Wyjechaliśmy w trzy osoby 5 stycznia. Podróż zaczęliśmy w Mumbaju. Poruszaliśmy się na południe zachodnim wybrzeżem. Oczywiście postój na Goa. Tam na hipisowskich plażach zrobiłem swoją okrągłą imprezkę urodzinową.
Po dotarciu na samo południe obraliśmy kierunek na północ wschodnim wybrzeżem Indii. W ten sposób dotarliśmy 29 stycznia do Madrasu. Tu spotkaliśmy się z kolejnymi trzema osobami, które doleciały do nas z Polski. Następnie samolotem polecieliśmy na Andamyny. Docelowo Havelok.
Tam 12 dni leniuchowania na rajskich plażach. Dla nurkujących polecam to miejsce. Sprawdziłem, jest pięknie. Powrót z wysp do Kalkuty, dalej przez Varanasi do Delhi.

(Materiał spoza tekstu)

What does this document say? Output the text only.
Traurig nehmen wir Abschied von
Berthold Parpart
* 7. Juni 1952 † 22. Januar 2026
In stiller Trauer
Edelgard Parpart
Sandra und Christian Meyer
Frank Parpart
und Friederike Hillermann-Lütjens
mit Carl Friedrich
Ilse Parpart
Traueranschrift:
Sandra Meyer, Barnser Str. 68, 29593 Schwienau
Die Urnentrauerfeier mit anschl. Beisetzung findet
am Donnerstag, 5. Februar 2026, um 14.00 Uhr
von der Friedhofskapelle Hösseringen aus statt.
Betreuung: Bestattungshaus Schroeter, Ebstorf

Niestet nie zaliczyłem święta Holi. Wybieram się w tym roku.
Wszystko jest warte zwiedzenia. My omijaliśmy miejsca typowo turystyczne. Oczywiście nie dało się ominąć Agry. Ale Taj Mahal nie powalił mnie na kolana. Widzieliśmy wiele miejsc na południu, które rzucały na kolana.